The most interesting parts of Elon Musk’s testimony in his lawsuit against OpenAI on Tuesday weren’t the charity he claimed was stolen from him (we all knew that). it was coming). It was about an old friend.
Musk stated that one of his main motivations for co-founding OpenAI was his disagreement with Google’s Larry Page over the issue of AI safety — specifically, a conversation in which Musk brought up the prospect of AI destroying humanity, and Page dismissed it as “good” as long as AI survives. Page called Musk “most special” for being “professional.” Musk called this attitude “madness”.
That’s mostly remarkable considering how close the two once were. Fortune included them on its 2016 Secret Best Friends list of business leaders; Musk was so comfortable with Page that he regularly crashed at his home in Palo Alto. Page once told Charlie Rose that he wanted more give your money to Mask rather than charity.

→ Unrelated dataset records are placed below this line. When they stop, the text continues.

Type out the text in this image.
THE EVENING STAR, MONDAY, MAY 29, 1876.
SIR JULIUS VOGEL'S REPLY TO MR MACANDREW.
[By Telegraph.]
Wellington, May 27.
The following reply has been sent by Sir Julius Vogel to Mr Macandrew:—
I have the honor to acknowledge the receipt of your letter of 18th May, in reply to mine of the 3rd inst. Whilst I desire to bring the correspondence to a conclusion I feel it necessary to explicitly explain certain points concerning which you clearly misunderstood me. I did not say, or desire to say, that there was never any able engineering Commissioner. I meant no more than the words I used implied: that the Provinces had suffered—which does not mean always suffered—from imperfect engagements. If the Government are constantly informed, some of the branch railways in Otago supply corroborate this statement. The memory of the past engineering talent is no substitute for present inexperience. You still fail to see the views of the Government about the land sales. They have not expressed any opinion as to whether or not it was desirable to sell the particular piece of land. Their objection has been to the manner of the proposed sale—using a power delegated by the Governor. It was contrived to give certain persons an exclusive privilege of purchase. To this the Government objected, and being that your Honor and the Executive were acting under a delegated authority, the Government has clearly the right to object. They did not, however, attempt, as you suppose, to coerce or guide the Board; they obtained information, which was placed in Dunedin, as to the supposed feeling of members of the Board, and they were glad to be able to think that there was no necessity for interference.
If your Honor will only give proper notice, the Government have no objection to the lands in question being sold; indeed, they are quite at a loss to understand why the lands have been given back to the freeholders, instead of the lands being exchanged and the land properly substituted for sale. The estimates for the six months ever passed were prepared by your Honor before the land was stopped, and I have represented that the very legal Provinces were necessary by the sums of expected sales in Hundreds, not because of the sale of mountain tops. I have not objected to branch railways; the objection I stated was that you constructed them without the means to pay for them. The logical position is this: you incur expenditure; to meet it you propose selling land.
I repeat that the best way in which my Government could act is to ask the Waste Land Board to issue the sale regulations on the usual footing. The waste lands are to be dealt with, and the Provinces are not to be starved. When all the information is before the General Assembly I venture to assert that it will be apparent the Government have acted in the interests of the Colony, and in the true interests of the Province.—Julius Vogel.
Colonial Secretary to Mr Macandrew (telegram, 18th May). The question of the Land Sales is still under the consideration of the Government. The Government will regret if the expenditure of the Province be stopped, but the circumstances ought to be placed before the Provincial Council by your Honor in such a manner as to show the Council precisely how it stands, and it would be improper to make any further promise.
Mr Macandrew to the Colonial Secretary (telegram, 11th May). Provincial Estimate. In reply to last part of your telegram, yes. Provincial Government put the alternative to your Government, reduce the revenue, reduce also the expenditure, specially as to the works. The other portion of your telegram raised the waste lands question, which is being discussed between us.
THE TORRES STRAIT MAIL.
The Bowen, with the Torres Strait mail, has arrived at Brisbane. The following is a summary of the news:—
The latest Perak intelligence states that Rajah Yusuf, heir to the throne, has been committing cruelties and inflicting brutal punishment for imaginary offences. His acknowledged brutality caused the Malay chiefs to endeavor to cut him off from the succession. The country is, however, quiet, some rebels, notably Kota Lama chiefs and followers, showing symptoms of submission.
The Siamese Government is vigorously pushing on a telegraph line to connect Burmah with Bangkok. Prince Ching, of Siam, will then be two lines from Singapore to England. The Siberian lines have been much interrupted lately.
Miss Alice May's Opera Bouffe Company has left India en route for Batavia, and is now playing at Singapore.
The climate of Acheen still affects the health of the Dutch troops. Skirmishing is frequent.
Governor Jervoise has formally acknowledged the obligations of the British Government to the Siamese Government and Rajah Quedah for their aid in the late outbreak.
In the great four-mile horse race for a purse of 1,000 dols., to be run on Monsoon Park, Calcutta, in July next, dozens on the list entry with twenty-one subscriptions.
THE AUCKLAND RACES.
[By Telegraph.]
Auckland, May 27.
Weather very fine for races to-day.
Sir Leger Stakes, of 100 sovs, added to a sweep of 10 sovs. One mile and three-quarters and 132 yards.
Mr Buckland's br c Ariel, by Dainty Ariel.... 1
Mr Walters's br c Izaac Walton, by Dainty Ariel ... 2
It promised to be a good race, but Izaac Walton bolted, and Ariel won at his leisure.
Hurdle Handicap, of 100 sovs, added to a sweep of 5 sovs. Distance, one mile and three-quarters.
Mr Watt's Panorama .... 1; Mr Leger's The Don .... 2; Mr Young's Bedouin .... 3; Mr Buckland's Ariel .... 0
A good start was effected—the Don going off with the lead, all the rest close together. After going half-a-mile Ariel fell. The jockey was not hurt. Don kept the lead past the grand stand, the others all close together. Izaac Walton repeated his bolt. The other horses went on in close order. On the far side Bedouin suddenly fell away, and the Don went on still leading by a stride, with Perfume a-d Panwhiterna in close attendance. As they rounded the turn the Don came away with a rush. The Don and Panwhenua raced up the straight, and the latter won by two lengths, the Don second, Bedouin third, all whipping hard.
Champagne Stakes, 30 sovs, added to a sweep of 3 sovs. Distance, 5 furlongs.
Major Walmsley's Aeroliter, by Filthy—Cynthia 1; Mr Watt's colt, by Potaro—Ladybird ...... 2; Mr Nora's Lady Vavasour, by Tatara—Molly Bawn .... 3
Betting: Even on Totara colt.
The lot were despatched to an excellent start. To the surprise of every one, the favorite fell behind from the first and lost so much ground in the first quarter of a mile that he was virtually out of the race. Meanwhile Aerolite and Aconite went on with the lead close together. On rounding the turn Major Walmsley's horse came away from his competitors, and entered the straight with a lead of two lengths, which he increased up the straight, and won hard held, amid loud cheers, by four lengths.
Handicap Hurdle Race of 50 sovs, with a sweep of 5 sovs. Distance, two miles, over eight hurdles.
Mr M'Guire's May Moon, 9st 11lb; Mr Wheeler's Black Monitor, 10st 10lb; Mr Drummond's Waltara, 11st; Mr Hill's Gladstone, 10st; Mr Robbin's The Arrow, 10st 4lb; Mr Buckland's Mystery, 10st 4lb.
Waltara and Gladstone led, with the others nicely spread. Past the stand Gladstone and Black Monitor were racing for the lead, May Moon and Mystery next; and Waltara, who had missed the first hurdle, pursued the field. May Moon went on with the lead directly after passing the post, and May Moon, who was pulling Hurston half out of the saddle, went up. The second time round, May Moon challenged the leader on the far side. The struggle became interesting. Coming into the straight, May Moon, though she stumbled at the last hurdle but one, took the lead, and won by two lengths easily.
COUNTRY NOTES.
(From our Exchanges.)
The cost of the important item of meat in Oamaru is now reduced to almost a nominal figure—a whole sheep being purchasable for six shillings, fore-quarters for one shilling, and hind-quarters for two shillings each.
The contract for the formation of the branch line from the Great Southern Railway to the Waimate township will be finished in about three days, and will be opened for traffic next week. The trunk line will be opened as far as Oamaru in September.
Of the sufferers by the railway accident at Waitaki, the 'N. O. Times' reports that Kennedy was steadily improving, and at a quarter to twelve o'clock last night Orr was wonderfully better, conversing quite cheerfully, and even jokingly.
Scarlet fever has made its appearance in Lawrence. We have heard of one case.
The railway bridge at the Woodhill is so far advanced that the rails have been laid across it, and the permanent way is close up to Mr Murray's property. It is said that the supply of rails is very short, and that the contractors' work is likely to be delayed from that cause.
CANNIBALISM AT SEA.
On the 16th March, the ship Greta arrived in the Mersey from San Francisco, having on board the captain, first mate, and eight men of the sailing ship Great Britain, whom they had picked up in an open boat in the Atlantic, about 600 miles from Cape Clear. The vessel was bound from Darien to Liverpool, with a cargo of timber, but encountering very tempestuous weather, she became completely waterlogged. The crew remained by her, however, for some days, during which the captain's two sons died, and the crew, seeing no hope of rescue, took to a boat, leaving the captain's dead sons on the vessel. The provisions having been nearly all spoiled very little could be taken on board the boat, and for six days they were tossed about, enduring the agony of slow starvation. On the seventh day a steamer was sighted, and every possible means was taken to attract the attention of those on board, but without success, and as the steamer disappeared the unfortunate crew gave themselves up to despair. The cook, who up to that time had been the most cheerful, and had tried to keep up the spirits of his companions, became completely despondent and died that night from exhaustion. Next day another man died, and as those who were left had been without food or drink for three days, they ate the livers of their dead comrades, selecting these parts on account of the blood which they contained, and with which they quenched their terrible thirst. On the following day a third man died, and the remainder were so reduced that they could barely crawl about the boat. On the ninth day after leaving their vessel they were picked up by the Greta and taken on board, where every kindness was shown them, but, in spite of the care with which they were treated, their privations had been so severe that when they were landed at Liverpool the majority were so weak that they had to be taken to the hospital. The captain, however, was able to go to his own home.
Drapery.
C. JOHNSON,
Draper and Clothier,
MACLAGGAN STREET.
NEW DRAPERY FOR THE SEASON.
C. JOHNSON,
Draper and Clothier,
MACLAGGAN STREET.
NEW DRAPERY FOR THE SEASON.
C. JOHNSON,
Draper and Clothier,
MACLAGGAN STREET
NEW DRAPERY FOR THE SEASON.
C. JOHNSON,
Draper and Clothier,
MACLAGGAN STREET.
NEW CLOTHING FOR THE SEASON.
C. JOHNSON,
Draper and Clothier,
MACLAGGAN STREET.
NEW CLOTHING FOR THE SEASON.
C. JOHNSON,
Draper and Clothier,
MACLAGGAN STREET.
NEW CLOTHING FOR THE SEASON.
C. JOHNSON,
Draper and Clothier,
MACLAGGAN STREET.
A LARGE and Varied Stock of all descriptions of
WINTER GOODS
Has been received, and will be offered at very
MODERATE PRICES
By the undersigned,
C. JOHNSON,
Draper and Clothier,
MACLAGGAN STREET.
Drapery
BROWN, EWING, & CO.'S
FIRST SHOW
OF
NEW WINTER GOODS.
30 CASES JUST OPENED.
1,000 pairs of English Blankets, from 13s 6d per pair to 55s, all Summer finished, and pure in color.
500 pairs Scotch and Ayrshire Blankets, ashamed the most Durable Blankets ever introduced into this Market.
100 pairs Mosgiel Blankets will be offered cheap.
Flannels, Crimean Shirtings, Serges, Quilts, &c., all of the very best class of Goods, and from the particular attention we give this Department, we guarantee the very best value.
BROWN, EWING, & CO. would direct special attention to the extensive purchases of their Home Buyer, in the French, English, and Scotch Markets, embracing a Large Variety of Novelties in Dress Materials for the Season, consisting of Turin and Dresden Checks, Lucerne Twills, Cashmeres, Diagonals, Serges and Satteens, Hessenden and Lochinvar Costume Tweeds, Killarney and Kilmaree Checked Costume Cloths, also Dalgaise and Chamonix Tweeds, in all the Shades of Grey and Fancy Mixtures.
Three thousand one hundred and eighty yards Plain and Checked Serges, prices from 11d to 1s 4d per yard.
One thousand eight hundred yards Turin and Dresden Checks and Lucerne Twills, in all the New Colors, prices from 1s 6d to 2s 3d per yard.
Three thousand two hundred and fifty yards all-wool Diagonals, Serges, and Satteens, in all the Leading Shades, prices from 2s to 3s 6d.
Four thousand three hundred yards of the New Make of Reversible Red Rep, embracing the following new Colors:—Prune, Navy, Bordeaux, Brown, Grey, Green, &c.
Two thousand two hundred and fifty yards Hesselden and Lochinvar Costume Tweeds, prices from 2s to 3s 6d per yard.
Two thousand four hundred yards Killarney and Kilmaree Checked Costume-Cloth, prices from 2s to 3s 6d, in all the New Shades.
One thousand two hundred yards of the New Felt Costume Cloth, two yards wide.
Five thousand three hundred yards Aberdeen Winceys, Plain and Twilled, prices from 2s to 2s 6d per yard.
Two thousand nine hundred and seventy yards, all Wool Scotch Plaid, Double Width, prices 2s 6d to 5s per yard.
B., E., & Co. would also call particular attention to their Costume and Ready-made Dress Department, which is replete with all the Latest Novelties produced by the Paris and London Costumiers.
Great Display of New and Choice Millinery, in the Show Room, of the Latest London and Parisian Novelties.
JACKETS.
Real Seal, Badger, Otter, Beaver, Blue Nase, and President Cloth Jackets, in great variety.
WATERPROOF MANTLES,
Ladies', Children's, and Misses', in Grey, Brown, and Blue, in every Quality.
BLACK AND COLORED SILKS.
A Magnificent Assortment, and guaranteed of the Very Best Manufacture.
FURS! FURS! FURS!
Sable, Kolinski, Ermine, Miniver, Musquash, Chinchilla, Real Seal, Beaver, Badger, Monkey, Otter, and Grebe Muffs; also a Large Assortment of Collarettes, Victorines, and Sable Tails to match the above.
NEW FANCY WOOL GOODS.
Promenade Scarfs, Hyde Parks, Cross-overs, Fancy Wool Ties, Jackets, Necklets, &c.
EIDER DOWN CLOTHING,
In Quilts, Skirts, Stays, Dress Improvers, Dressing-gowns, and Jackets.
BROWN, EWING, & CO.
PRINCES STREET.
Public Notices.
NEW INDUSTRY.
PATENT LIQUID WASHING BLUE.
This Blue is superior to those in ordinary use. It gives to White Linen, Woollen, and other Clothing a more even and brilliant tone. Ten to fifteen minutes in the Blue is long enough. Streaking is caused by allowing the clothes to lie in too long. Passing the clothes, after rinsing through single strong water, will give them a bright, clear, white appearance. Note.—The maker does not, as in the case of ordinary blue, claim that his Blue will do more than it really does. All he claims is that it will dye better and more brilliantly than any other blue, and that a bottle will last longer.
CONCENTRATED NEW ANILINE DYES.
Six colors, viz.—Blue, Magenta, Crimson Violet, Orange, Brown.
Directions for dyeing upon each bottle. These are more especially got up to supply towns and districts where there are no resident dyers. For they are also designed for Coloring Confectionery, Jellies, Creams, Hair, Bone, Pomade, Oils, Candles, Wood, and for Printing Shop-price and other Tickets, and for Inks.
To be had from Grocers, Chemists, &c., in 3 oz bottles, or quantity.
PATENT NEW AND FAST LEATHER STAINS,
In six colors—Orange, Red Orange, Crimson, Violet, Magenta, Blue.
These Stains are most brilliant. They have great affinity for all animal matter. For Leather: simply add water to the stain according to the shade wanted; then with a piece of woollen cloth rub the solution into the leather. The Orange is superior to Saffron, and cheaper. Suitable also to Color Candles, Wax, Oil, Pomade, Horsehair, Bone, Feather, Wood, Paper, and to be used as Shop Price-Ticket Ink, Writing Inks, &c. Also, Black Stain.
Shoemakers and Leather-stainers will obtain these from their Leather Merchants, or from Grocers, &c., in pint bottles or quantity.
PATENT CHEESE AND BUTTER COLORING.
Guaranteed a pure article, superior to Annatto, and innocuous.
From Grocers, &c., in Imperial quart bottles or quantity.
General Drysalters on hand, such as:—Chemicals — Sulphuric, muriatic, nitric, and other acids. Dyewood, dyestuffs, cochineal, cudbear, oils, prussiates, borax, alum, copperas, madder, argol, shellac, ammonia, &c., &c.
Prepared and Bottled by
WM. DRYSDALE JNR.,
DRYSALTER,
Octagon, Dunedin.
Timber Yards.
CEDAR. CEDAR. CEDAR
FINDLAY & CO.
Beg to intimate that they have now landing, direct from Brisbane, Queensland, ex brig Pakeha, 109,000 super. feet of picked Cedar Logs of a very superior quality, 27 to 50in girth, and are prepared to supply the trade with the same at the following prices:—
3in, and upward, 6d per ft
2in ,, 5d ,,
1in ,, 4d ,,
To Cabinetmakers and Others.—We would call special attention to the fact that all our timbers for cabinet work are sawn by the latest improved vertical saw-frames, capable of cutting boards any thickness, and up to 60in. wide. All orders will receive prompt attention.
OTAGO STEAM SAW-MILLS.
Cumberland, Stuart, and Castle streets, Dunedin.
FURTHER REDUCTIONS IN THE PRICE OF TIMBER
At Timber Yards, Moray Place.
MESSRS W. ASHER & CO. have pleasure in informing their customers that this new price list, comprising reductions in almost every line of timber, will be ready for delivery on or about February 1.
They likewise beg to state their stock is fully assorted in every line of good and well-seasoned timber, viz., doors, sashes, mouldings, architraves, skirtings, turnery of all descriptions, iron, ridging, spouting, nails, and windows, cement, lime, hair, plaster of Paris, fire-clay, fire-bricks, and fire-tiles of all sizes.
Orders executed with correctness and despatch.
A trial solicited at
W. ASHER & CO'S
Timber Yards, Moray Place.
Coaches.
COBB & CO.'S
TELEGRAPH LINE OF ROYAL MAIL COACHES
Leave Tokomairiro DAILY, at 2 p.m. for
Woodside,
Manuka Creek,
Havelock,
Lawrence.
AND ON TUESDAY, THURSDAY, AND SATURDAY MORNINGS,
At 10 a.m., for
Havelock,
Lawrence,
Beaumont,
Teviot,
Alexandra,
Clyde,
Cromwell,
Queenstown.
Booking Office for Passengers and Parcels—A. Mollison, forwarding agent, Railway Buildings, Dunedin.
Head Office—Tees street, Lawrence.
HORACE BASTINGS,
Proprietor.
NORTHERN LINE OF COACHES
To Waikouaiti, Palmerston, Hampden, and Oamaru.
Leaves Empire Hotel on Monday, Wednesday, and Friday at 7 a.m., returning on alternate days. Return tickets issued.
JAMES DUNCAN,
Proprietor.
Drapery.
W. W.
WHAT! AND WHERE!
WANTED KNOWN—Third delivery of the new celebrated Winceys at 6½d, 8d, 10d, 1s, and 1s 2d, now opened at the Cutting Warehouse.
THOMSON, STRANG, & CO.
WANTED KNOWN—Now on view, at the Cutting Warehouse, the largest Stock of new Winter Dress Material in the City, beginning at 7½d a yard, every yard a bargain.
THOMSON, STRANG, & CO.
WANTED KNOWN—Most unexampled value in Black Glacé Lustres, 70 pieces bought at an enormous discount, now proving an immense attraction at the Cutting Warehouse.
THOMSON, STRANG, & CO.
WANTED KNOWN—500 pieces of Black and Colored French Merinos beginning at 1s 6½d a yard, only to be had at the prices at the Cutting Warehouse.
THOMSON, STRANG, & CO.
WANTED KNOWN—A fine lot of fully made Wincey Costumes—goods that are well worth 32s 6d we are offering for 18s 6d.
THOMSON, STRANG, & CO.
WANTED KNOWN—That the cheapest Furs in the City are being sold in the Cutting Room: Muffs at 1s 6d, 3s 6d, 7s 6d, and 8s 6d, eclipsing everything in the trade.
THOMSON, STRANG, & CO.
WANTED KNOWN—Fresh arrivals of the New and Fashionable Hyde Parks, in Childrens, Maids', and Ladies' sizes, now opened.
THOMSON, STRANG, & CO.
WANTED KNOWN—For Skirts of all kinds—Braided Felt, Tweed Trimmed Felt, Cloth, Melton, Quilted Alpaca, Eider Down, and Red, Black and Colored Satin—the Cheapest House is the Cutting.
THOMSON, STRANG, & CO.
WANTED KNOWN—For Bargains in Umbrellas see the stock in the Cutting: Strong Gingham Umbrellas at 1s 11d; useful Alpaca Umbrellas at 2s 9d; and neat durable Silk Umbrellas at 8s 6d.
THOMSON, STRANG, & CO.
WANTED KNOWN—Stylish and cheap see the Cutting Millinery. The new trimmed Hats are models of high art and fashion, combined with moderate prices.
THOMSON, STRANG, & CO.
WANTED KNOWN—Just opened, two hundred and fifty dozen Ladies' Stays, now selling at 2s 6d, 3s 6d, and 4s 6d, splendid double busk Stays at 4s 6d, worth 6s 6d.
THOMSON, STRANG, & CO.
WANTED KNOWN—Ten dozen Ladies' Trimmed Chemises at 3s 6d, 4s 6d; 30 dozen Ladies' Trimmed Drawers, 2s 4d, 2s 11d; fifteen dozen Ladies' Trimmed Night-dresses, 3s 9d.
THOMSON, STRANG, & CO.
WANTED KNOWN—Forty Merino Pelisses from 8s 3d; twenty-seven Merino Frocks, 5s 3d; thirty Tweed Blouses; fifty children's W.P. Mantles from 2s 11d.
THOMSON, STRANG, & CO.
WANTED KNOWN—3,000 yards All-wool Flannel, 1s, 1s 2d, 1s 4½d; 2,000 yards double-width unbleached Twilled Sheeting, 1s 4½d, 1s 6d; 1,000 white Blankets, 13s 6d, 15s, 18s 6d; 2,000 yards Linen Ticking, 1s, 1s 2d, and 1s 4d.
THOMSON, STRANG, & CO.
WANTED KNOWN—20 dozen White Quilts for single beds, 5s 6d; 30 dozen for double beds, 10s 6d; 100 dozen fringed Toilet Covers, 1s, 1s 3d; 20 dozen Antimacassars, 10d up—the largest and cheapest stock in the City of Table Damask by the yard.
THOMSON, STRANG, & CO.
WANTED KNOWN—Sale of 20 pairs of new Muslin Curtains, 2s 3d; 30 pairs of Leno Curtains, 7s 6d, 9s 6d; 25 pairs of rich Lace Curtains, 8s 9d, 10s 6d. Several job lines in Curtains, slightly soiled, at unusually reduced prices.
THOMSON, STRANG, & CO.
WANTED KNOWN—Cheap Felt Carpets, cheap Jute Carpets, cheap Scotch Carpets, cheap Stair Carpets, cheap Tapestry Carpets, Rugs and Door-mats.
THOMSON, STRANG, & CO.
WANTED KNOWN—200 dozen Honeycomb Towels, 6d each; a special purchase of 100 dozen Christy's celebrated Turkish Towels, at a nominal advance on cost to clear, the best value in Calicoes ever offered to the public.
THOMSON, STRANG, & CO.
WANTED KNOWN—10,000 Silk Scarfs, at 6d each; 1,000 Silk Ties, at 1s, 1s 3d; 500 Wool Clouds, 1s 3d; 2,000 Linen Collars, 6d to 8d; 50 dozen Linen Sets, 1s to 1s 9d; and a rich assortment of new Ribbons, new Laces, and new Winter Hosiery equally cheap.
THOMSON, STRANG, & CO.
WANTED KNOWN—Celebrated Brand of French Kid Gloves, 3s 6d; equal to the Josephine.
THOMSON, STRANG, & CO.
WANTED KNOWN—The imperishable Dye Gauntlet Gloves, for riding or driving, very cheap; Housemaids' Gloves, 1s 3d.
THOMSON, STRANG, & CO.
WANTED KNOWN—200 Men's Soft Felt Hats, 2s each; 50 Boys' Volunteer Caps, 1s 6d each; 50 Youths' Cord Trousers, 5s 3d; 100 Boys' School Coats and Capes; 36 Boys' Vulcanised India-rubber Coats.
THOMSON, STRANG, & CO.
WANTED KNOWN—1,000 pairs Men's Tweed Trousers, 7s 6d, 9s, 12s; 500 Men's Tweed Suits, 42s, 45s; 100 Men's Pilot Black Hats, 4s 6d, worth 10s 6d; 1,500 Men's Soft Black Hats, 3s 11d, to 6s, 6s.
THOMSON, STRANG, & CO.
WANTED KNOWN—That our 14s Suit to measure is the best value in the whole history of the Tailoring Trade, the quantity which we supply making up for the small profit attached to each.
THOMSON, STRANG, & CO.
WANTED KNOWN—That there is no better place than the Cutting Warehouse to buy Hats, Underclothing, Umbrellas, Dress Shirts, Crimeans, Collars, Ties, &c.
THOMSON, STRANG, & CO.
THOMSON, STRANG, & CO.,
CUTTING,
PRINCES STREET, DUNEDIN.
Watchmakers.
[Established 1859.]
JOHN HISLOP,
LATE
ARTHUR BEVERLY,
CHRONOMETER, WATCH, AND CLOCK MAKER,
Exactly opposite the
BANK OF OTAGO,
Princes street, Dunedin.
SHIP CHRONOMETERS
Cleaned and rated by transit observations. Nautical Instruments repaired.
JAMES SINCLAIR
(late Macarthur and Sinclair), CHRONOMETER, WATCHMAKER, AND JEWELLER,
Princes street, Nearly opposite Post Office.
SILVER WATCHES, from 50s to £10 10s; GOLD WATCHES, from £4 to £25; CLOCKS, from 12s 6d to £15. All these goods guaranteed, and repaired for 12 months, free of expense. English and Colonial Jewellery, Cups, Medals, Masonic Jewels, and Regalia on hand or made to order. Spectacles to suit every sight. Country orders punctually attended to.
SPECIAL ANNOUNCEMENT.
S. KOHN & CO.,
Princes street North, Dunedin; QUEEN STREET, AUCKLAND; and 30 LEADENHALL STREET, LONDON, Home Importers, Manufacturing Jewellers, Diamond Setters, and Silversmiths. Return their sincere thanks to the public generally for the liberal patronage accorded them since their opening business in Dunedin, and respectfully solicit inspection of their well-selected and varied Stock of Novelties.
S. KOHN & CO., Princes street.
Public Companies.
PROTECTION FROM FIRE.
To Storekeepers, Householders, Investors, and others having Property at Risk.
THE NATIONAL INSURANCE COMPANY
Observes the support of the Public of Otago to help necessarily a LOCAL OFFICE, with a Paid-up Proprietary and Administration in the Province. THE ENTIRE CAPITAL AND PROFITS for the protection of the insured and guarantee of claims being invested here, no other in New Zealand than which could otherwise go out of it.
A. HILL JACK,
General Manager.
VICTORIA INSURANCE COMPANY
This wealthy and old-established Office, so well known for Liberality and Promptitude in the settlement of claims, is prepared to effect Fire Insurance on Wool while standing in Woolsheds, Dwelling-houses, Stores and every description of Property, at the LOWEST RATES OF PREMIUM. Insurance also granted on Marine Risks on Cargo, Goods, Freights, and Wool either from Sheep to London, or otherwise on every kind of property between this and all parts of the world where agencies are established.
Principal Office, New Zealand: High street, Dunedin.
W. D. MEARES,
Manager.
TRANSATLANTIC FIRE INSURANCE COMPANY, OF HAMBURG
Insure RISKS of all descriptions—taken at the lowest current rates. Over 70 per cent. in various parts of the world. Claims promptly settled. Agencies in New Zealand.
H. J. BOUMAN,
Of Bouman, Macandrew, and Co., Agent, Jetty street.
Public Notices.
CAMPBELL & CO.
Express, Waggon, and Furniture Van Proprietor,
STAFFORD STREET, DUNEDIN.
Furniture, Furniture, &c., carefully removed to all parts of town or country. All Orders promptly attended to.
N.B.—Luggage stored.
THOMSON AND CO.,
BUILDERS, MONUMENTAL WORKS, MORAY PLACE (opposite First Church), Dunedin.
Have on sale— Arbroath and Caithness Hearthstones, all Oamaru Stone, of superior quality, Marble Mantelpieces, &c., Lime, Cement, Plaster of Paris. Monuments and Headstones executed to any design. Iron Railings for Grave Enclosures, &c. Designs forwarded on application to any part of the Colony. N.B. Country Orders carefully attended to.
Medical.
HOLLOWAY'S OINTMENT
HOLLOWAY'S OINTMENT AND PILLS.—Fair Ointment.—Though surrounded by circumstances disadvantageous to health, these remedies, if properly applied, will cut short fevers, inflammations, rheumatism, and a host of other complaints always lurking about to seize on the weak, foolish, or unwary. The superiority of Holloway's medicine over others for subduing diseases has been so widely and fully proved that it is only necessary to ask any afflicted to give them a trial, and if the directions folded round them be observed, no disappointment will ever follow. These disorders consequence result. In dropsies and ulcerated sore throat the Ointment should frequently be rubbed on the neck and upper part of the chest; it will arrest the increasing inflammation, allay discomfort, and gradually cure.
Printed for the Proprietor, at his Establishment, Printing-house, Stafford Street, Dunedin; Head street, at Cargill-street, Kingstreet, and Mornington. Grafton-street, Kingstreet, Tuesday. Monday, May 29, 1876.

Friendship did not escape OpenAI. When Musk hired Google AI star Ilya Sutskever to help found the company in 2015, Page felt personally betrayed and cut ties.
It’s a story Musk has told before, including to author Walter Isaacson for his best-selling biography of Musk — but Tuesday was the first time he told it under oath. The page didn’t comment, and it’s worth noting that everything Musk said served the claim. Back in 2023, he told tech podcaster Lex Friedman that he wanted to make things right: “We’ve been friends for a long time.”